After a month in jail, however, the 51-year-old Charlotte resident was freed, with prosecutors dismissing all of the charges against him, court records show.

Tomka McDowell.jpg
Mecklenburg County jail

Video surveillance footage was the key, McDowell’s lawyer with the Mecklenburg County Public Defender’s Office told The Charlotte Observer on Friday.

Video footage proved McDowell’s innocence, lawyer says

The footage, obtained by Percy Wilson, an investigator with the public defender’s office, showed that McDowell was 5.5 miles from the shootings, according to Michael Kabakoff, first assistant public defender with the office.

Kabakoff said that in mid-April, he subpoenaed surveillance camera footage at a Charlotte Housing Authority property where McDowell told Kabakoff his boss, a contractor, had dropped him off the night of the shootings. McDowell and his boss spent the day repairing a house in Wadesboro, Kabakoff told the Observer. Wadesboro is about 50 miles southeast of Charlotte in Anson County.

The footage showed McDowell’s boss dropping him off and McDowell walking about the housing authority property, Kabakoff told the Observer.

In late April, Kabakoff said, he shared the footage on a USB drive with a Mecklenburg County assistant district attorney. On May 3, court records show, prosecutors dismissed all of the charges — first-degree murder, attempted first-degree murder, assault with a deadly weapon with intent to kill, inflicting serious injury, and possession of a firearm by a felon.

“Though he never deserved to be charged with these terrible crimes, Mr. McDowell was fortunate to have video documentation that he was nowhere near the scene of the crime when it happened,” Kabakoff said in an emailed statement to the Observer Friday. . “In a perfect world, detectives would have found the video evidence before charging him with such serious crimes.”

In their April news release announcing McDowell’s arrest, police did not say what evidence or information led to the charges. Police have not responded to a request for comment emailed by the Observer to CMPD’s public information office on Thursday.

Prosecutor cites ‘new evidence’ for dropping charges

In court filings dismissing each charge, prosecutor Brett Few said that after McDowell’s arrest, “additional evidence was collected and reviewed by CMPD and the District Attorney’s Office.
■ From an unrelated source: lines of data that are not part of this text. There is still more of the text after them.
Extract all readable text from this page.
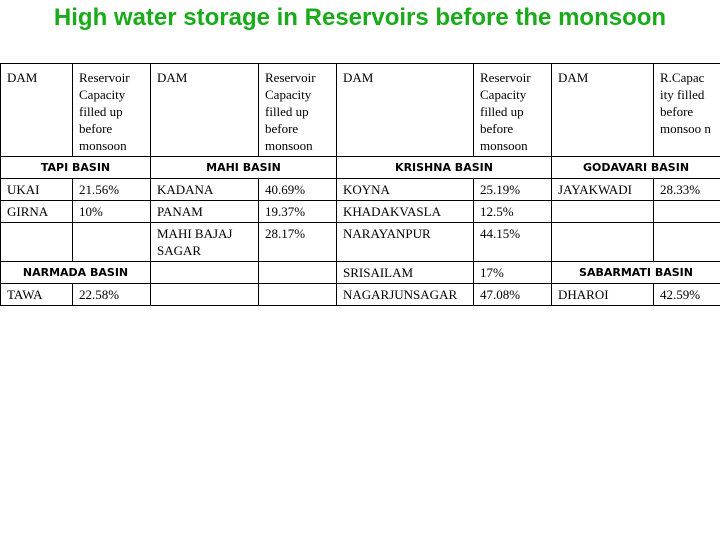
High water storage in Reservoirs before the monsoon
DAM	Reservoir Capacity filled up before monsoon	DAM	Reservoir Capacity filled up before monsoon	DAM	Reservoir Capacity filled up before monsoon	DAM	R.Capac ity filled before monsoo n
TAPI BASIN		MAHI BASIN		KRISHNA BASIN		GODAVARI BASIN	
UKAI	21.56%	KADANA	40.69%	KOYNA	25.19%	JAYAKWADI	28.33%
GIRNA	10%	PANAM	19.37%	KHADAKVASLA	12.5%		
		MAHI BAJAJ SAGAR	28.17%	NARAYANPUR	44.15%		
NARMADA BASIN				SRISAILAM	17%	SABARMATI BASIN	
TAWA	22.58%			NAGARJUNSAGAR	47.08%	DHAROI	42.59%
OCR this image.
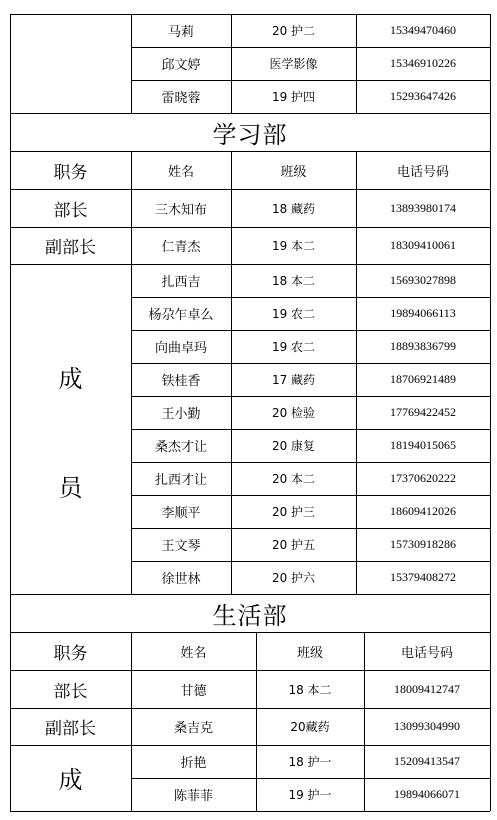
马莉	20 护二	15349470460
邱文婷	医学影像	15346910226
雷晓蓉	19 护四	15293647426
学习部
职务	姓名	班级	电话号码
部长	三木知布	18 藏药	13893980174
副部长	仁青杰	19 本二	18309410061
成
员
扎西吉	18 本二	15693027898
杨尕乍卓么	19 农二	19894066113
向曲卓玛	19 农二	18893836799
铁桂香	17 藏药	18706921489
王小勤	20 检验	17769422452
桑杰才让	20 康复	18194015065
扎西才让	20 本二	17370620222
李顺平	20 护三	18609412026
王文琴	20 护五	15730918286
徐世林	20 护六	15379408272
生活部
职务	姓名	班级	电话号码
部长	甘德	18 本二	18009412747
副部长	桑吉克	20藏药	13099304990
成
折艳	18 护一	15209413547
陈菲菲	19 护一	19894066071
The review of this new evidence revealed that there is insufficient evidence to believe that the defendant committed the above captioned crime.”

In his interview with the Observer Friday, Kabakoff said police told him a witness placed McDowell at the scene. He said police have yet to arrest anyone else in the case.

In his statement Friday, Kabakoff said the case “reveals an overlooked part of criminal defense, and the work of public defenders in particular, which is that we investigate cases, whether to defend them at trial or, as here, to bring indisputable proof of innocence to the prosecutor.

McDowell grateful for his public defenders

“A1 job,” McDowell told the Observer of Kabakoff. “If not for him, I’d still be sitting in jail.”

“I’m still trying to figure out how to get my life back on track,” he said, adding that a repair shop junked his car after seeing his mug on TV. Someone else junked his other car, he said.

At least, he said, “I can get an apple or a pear out of the refrigerator. I’m free again.”